Software Websocket

The web was built based on the idea that a client’s job is to request data from a server and a server’s job is to fulfill those clients’ requests. This paradigm was unchanged until the introduction of AJAX around 2005 where many people started to explore the possibilities of making connections between a client and server bidirectional.

The biggest thing holding back was the traditional HTTP model of client initiated transactions. One solution was long-polling, means that keeping an HTTP connection open until the server has some data to push down to the client. The problem with all of these solutions is that they carry the overhead of HTTP. Every time you make an HTTP request a bunch of headers and cookie data are transferred to the server. This can add up to a reasonably large amount of data that needs to be transferred, which in turn increases latency. The worst part of this is that a lot of these headers and cookies aren’t actually needed to fulfill the client’s request.

WebSocket

WebSockets provide a persistent connection between a client and server that both parties can be used to start sending data at any time.

  • WS is bi-directional communication. The data can be passed in both directions as “packets”, without breaking the connection and additional HTTP requests.
  • WS is a HTTP upgrade (use the same TCP connection over ws://)
  • WebSocket URLs use the ws scheme. To be secure, there’s encrypted wss, which is the equivalent of HTTPS
  • WS is great for services that require continuous data exchange, e.g. online games, real-time trading
  • easy to implement
  • only send headers once!

WebSockets comes as a part of HTML5 standard, so we do not need to worry about adding some extra plugin to make it work. WebSockets API is fully supported and implemented by JavaScript.

How WebSocket works

The client establishes a WebSocket connection through a process known as the WebSocket handshake, starting with the client sending a regular HTTP request to the server. An upgrade header is included to inform the server that the client wants to establish a WS connection.

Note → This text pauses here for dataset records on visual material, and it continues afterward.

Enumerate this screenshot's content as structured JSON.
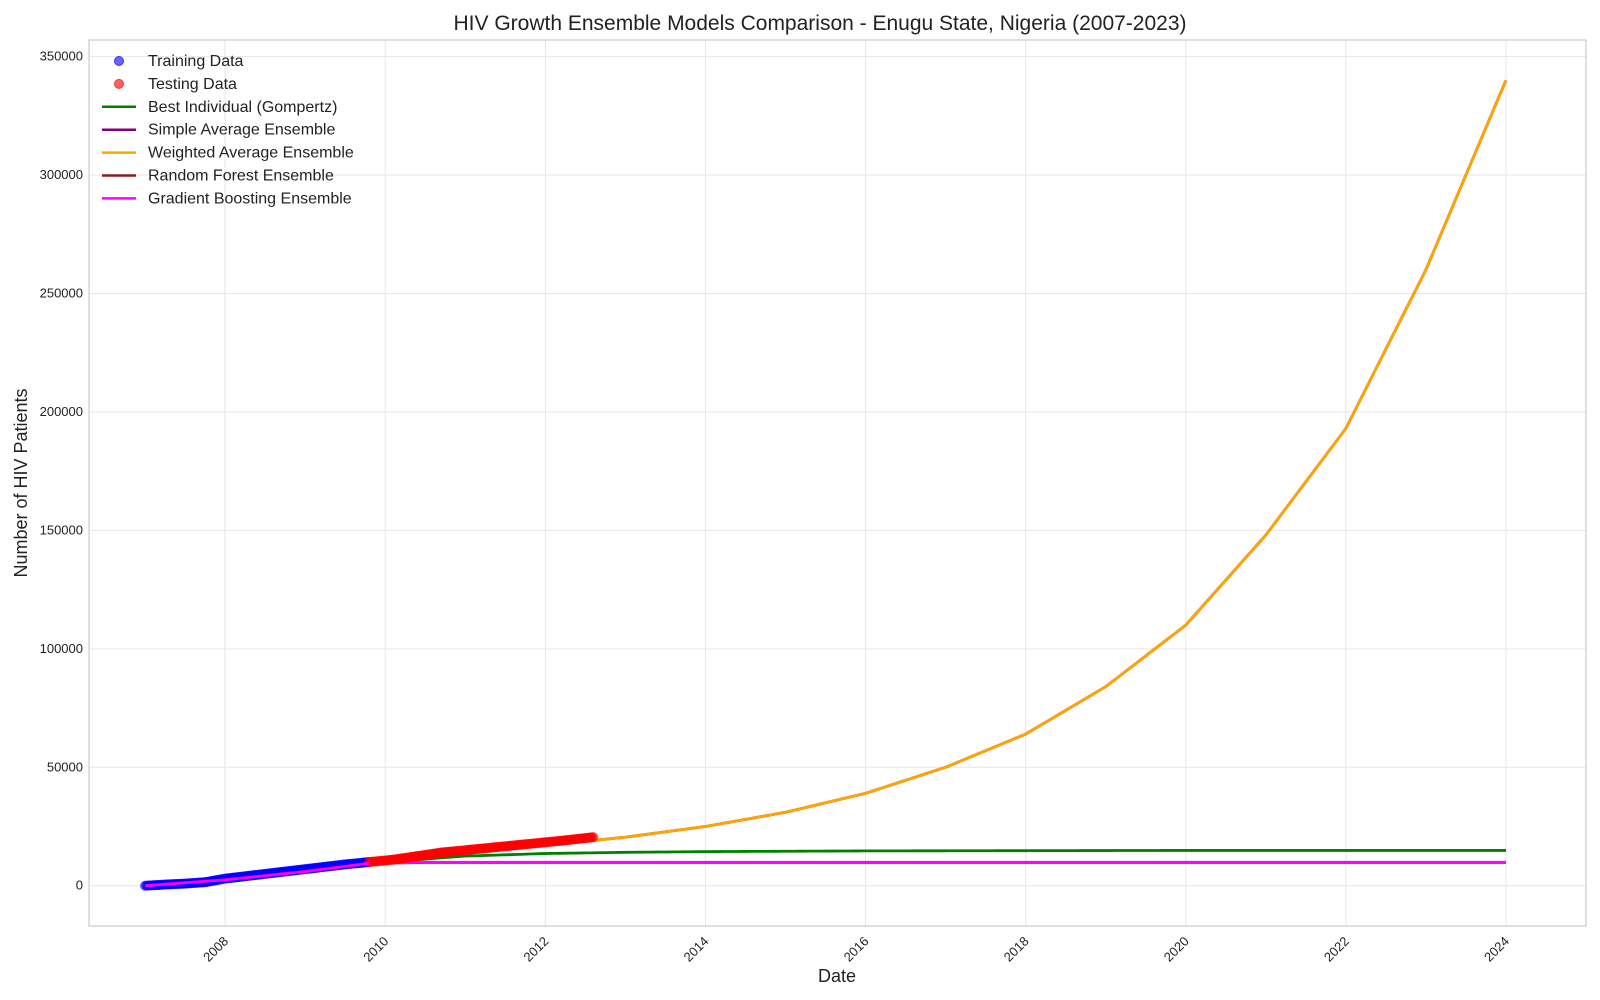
{
  "chart_data": {
    "type": "line",
    "title": "HIV Growth Ensemble Models Comparison - Enugu State, Nigeria (2007-2023)",
    "xlabel": "Date",
    "ylabel": "Number of HIV Patients",
    "xlim": [
      2006.3,
      2025.0
    ],
    "ylim": [
      -17000,
      357000
    ],
    "x_ticks": [
      "2008",
      "2010",
      "2012",
      "2014",
      "2016",
      "2018",
      "2020",
      "2022",
      "2024"
    ],
    "y_ticks": [
      "0",
      "50000",
      "100000",
      "150000",
      "200000",
      "250000",
      "300000",
      "350000"
    ],
    "grid": true,
    "legend_position": "upper-left",
    "legend": [
      {
        "label": "Training Data",
        "kind": "marker",
        "color": "#0000ff"
      },
      {
        "label": "Testing Data",
        "kind": "marker",
        "color": "#ff0000"
      },
      {
        "label": "Best Individual (Gompertz)",
        "kind": "line",
        "color": "#008000"
      },
      {
        "label": "Simple Average Ensemble",
        "kind": "line",
        "color": "#800080"
      },
      {
        "label": "Weighted Average Ensemble",
        "kind": "line",
        "color": "#ffa500"
      },
      {
        "label": "Random Forest Ensemble",
        "kind": "line",
        "color": "#8b1a1a"
      },
      {
        "label": "Gradient Boosting Ensemble",
        "kind": "line",
        "color": "#ff00ff"
      }
    ],
    "series": [
      {
        "name": "Training Data",
        "kind": "scatter",
        "color": "#0000ff",
        "x": [
          2007.0,
          2007.25,
          2007.5,
          2007.75,
          2008.0,
          2008.25,
          2008.5,
          2008.75,
          2009.0,
          2009.25,
          2009.5,
          2009.8
        ],
        "y": [
          0,
          500,
          900,
          1500,
          3000,
          4000,
          5000,
          6000,
          7000,
          8000,
          9000,
          10000
        ]
      },
      {
        "name": "Testing Data",
        "kind": "scatter",
        "color": "#ff0000",
        "x": [
          2009.8,
          2010.1,
          2010.4,
          2010.7,
          2011.0,
          2011.3,
          2011.6,
          2011.9,
          2012.2,
          2012.6
        ],
        "y": [
          10000,
          11000,
          12500,
          14000,
          15000,
          16000,
          17000,
          18000,
          19000,
          20500
        ]
      },
      {
        "name": "Best Individual (Gompertz)",
        "kind": "line",
        "color": "#008000",
        "x": [
          2007,
          2008,
          2009,
          2010,
          2011,
          2012,
          2013,
          2014,
          2016,
          2018,
          2020,
          2022,
          2024
        ],
        "y": [
          0,
          2000,
          6000,
          10000,
          12500,
          13600,
          14100,
          14400,
          14700,
          14800,
          14900,
          14900,
          14900
        ]
      },
      {
        "name": "Simple Average Ensemble",
        "kind": "line",
        "color": "#800080",
        "x": [
          2007,
          2008,
          2009,
          2010,
          2011,
          2012,
          2013,
          2014,
          2015,
          2016,
          2017,
          2018,
          2019,
          2020,
          2021,
          2022,
          2023,
          2024
        ],
        "y": [
          0,
          2500,
          6000,
          10000,
          14000,
          17000,
          20500,
          25000,
          31000,
          39000,
          50000,
          64000,
          84000,
          110000,
          148000,
          193000,
          260000,
          340000
        ]
      },
      {
        "name": "Weighted Average Ensemble",
        "kind": "line",
        "color": "#ffa500",
        "x": [
          2007,
          2008,
          2009,
          2010,
          2011,
          2012,
          2013,
          2014,
          2015,
          2016,
          2017,
          2018,
          2019,
          2020,
          2021,
          2022,
          2023,
          2024
        ],
        "y": [
          0,
          2500,
          6000,
          10000,
          14000,
          17000,
          20500,
          25000,
          31000,
          39000,
          50000,
          64000,
          84000,
          110000,
          148000,
          193000,
          260000,
          340000
        ]
      },
      {
        "name": "Random Forest Ensemble",
        "kind": "line",
        "color": "#8b1a1a",
        "x": [
          2007,
          2008,
          2009,
          2009.8,
          2010.5,
          2024
        ],
        "y": [
          0,
          2500,
          6000,
          9500,
          9800,
          9800
        ]
      },
      {
        "name": "Gradient Boosting Ensemble",
        "kind": "line",
        "color": "#ff00ff",
        "x": [
          2007,
          2008,
          2009,
          2009.8,
          2010.5,
          2024
        ],
        "y": [
          0,
          2500,
          6000,
          9500,
          9900,
          9900
        ]
      }
    ]
  }
}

GET ws://websocket.example.com/ HTTP/1.1
Origin: <http://example.com>
Connection: Upgrade
Host: websocket.example.com
Upgrade: websocket

If the server supports the WS protocol, it agrees to the upgrade and communicates through an Upgrade header in the response.

HTTP/1.1 101 WebSocket Protocol Handshake
Date: Wed, 16 Oct 2013 10:07:34 GMT
Connection: Upgrade
Upgrade: WebSocket

Now that the handshake is complete. The initial HTTP connection is replaced by a WebSocket connection that uses the same underlying TCP/IP connection. At this point either party can starting sending data.

Events

After creating the WebSocket object, we need to handle the events it exposes. There are four main events in the WebSocket API: Open, Message, Close, and Error. You can handle them either by implementing the onopen, onmessage, onclose, and onerror functions respectively, or by using the addEventListener method. Both ways are almost equivalent for what we need to do, but the first one is much clearer.

The onopen event is raised right after the connection has been successfully established.

The onmessage event is the client’s ear to the server. Whenever the server sends some data, this event is fired. Messages might contain plain text, images, or binary data. It’s up to you how that data will be interpreted and visualized.

The onclose event marks the end of the conversation. Whenever this event is fired, no messages can be transferred between the server and the client unless the connection is reopened. A connection might be terminated due to a number of reasons. It can be closed by the server, it may be closed by the client using the close() method, or due to TCP errors. The closing can be further investigated by checking code, reason and wasClean parameters of the event.

The onerror event is fired when something wrong (usually unexpected behaviour or failure) occurs.